Accounts of the Hazaras' dark history have been passed down through generations, a cultural inheritance of sorts. "It was an embarrassment for Hazara people to show their ethnicity," recalls Habiba Sarobi, Bamian's governor. Mohammed Mohaqeq, the former Hazara commander who received the most votes in the 2005 parliamentary elections, says, "We were like donkeys, good for carrying things from one place to another."Shafaq was in tenth grade when the Taliban rose to power in 1996, promising security to a populace tired of the bitter conflict among ethnic warlords, including Hazara factions. A year earlier, the Taliban had brutally murdered Abdul Ali Mazari—a charismatic leader sometimes called the father of the Hazara people—who had helped found "the party of unity," or Hezb i Wahdat, in an effort to stop the infighting among Hazaras. After his death, the party splintered, and Taliban forces soon spread across Hazarajat.
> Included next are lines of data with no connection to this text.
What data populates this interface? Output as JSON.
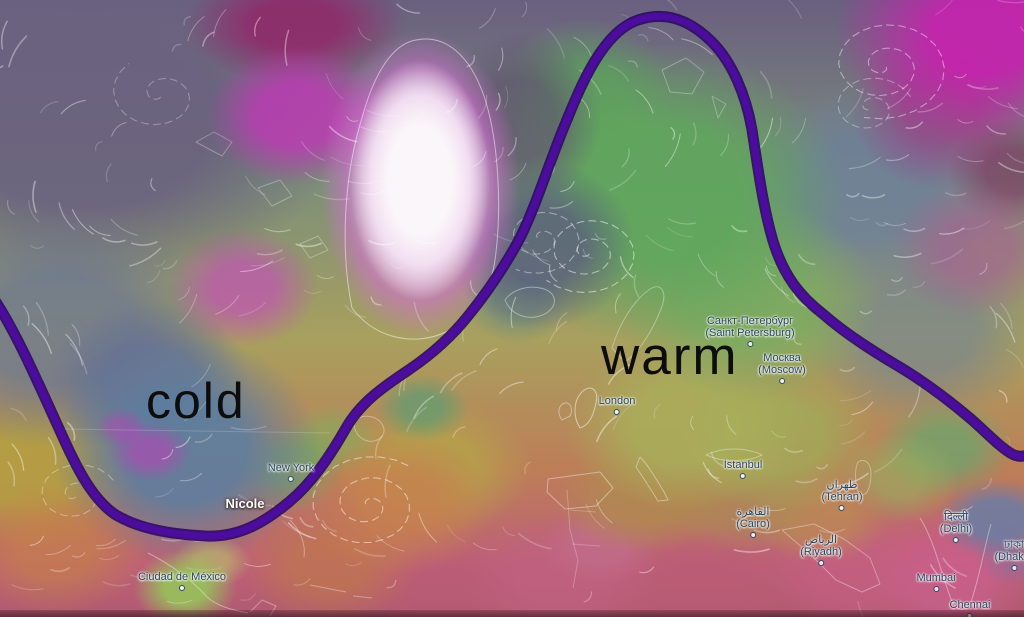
{
  "map": {
    "annotations": {
      "cold": "cold",
      "warm": "warm"
    },
    "storm_label": "Nicole",
    "cities": [
      {
        "id": "new-york",
        "line1": "New York",
        "line2": ""
      },
      {
        "id": "london",
        "line1": "London",
        "line2": ""
      },
      {
        "id": "saint-petersburg",
        "line1": "Санкт-Петербург",
        "line2": "(Saint Petersburg)"
      },
      {
        "id": "moscow",
        "line1": "Москва",
        "line2": "(Moscow)"
      },
      {
        "id": "istanbul",
        "line1": "İstanbul",
        "line2": ""
      },
      {
        "id": "tehran",
        "line1": "طهران",
        "line2": "(Tehran)"
      },
      {
        "id": "cairo",
        "line1": "القاهرة",
        "line2": "(Cairo)"
      },
      {
        "id": "riyadh",
        "line1": "الرياض",
        "line2": "(Riyadh)"
      },
      {
        "id": "delhi",
        "line1": "दिल्ली",
        "line2": "(Delhi)"
      },
      {
        "id": "dhaka",
        "line1": "ঢাকা",
        "line2": "(Dhaka)"
      },
      {
        "id": "mumbai",
        "line1": "Mumbai",
        "line2": ""
      },
      {
        "id": "chennai",
        "line1": "Chennai",
        "line2": ""
      },
      {
        "id": "mexico-city",
        "line1": "Ciudad de México",
        "line2": ""
      }
    ],
    "colors": {
      "jet_outer": "#2d0a63",
      "jet_inner": "#4c0d9e",
      "annotation_text": "#0d0d0d",
      "city_label": "#27465f",
      "storm_label": "#ffffff"
    }
  }
}
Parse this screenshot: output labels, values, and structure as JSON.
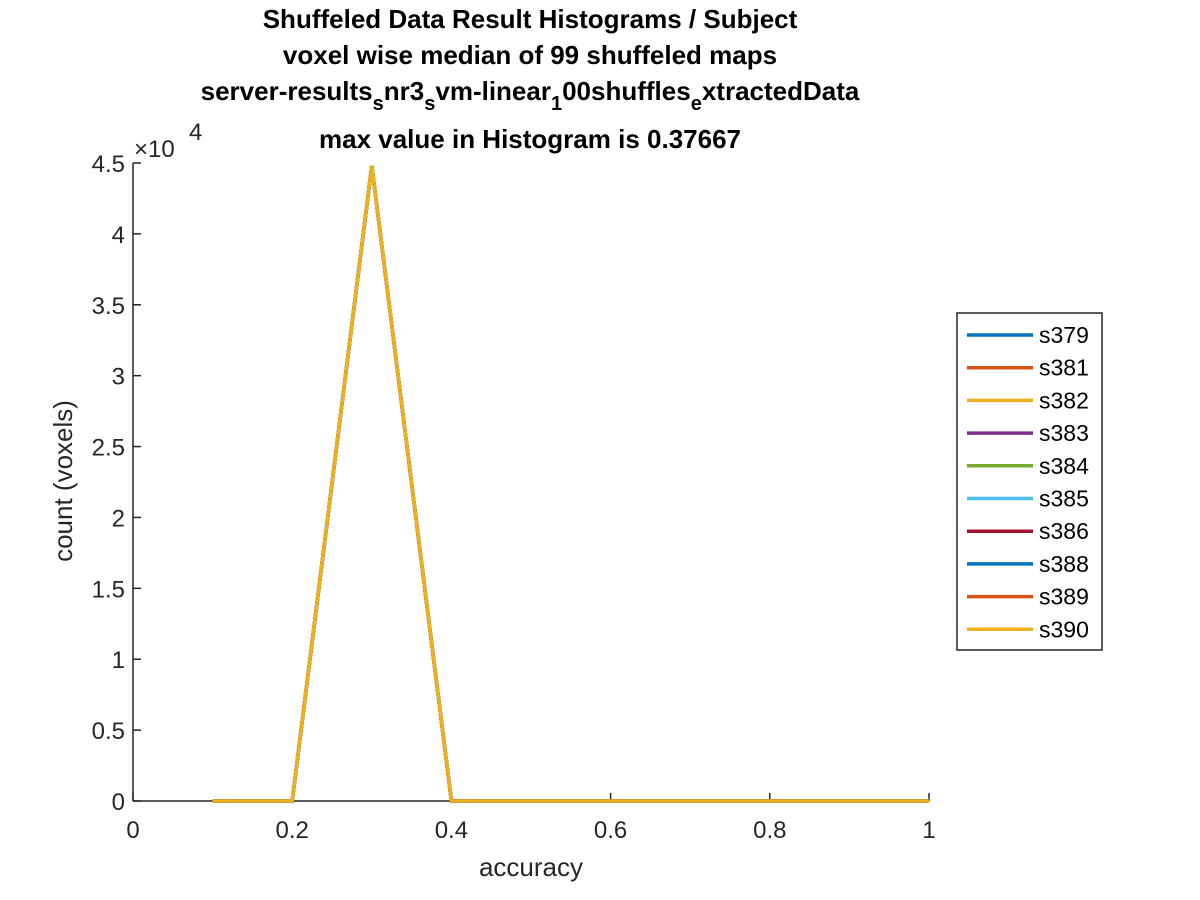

"I was working with my father in the field when my sister ran to us and said, 'The Taliban are everywhere,'" Shafaq says. Villagers fashioned white flags from bags of fertilizer. Local leaders struck deals to appease the Taliban. Shafaq hid his books.

It was an ugly war. In Bamian Province, Wahdat fighters hoped to prevent the Taliban from taking the few parts of the country they'd yet to conquer. Schools closed. Crops lay unattended. Families fled for Iran or for the hills. The Taliban imposed a blockade on Hazarajat, prompting food shortages in a region already suffering from drought. In Bamian, the bazaar was torched and scores of families sought sanctuary in the caves near the Buddhas.

In early 2001, in the coldest days of a brutal Hazarajat winter, the horror came to the district of Yakawlang. On January 8, the Taliban rounded up young Hazara men in Nayak, the district center. "People were thinking they would be taken to court," recalls Sayed Jawhar Amal, a teacher in the nearby village of Kata Khona. "But at 8 a.m. they were killed. All of them." The men were lined up and shot in public view. When elders from Kata Khona inquired about young men from their community, they were also killed. In all, Human Rights Watch concluded, more than 170 were exe-cuted in four days. "Because we were Shia. That was the only reason," says Mohsin Moisafid, 55, of Kata Khona, who lost two brothers that day.